Eligibility and Consent Requirements

For procedures funded through federal programs in the United States, specific legal requirements apply. You must be at least 21 years old, and a mandatory 30-day waiting period must pass between signing the consent form and having the surgery. This waiting period can be no longer than 180 days. The only exception is premature delivery or emergency abdominal surgery, where the waiting period can be shortened to 72 hours if consent was previously given at least 30 days before the expected delivery date.
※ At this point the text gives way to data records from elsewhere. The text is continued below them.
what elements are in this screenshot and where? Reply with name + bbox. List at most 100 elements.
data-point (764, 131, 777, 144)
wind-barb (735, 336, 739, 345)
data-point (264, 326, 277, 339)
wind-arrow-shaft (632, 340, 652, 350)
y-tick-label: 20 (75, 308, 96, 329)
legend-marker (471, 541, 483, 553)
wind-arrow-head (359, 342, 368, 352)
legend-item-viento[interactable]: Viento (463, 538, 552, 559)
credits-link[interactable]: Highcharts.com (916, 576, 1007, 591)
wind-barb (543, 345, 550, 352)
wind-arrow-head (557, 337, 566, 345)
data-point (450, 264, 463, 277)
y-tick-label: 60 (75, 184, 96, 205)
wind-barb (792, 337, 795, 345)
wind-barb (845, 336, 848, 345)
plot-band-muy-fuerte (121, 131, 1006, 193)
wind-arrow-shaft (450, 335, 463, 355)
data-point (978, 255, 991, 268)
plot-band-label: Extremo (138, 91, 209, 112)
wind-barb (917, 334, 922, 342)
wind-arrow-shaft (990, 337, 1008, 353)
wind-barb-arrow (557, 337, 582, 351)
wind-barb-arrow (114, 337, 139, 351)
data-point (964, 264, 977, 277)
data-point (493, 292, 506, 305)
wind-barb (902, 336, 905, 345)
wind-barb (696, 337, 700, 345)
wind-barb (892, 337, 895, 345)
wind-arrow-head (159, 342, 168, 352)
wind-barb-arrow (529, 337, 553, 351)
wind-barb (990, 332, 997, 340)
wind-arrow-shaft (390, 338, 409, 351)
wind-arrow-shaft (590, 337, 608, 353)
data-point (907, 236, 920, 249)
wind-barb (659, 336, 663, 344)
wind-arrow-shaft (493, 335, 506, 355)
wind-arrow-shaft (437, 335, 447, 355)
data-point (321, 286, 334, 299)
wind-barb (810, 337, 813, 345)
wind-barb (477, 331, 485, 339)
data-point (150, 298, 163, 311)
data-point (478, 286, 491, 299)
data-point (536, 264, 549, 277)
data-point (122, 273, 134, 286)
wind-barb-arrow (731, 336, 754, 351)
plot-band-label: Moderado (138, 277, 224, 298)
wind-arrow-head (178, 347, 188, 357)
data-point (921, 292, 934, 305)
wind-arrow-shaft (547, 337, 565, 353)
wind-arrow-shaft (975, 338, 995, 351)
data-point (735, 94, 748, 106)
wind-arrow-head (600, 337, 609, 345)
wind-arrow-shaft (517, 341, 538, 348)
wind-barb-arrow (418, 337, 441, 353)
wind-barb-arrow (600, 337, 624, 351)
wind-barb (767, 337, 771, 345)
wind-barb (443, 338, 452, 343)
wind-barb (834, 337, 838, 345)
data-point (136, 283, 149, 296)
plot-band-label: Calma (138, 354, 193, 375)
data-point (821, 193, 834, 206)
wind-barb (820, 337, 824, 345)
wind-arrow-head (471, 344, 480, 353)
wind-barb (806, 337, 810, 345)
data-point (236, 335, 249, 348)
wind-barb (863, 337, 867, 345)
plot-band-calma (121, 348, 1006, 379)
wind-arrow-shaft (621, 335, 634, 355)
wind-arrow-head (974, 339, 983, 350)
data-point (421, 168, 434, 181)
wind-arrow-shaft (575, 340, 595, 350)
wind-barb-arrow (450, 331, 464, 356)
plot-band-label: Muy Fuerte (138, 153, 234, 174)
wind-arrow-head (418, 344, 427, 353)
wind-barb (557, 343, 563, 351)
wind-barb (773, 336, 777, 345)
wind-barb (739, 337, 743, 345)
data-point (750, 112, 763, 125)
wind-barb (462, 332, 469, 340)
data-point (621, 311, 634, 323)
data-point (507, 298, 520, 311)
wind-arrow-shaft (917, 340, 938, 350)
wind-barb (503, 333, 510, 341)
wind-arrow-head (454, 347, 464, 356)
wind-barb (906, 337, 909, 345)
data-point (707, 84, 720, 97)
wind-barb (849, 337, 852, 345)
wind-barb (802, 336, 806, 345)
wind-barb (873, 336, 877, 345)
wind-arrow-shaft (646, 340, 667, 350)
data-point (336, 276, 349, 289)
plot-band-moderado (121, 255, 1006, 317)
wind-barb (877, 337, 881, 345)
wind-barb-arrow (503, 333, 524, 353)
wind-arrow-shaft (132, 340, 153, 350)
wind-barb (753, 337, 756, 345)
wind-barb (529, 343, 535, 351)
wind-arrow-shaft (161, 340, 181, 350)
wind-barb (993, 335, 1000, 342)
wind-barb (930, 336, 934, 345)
Consent cannot be obtained while someone is in labor, seeking or obtaining an abortion, or under the influence of alcohol or other substances. These rules were established to protect against coerced sterilization. Private insurance and self-pay patients may not be subject to the same federal waiting period, but many states have their own consent laws. Spousal consent is never legally required.

Tubectomy Compared to Vasectomy

When a couple is deciding on permanent sterilization, comparing tubectomy to vasectomy is worth the conversation. Both procedures have similar long-term effectiveness, but they differ in almost every other way. Vasectomy is an outpatient procedure done under local anesthesia with a recovery time of a few days. It involves no entry into the abdominal cavity and carries significantly fewer risks. Research comparing the two found zero attributable deaths from vasectomy, while at least 14 deaths per year in the U.S. were attributed to female sterilization. Major complications are also significantly less common with vasectomy.

Cost is another notable difference. The short-term cost of tubectomy is three to four times higher than vasectomy, reflecting the more complex surgery, anesthesia requirements, and facility fees involved. Despite this, tubectomy remains far more common globally, partly because of unequal access to male sterilization and cultural factors that place contraceptive responsibility on women.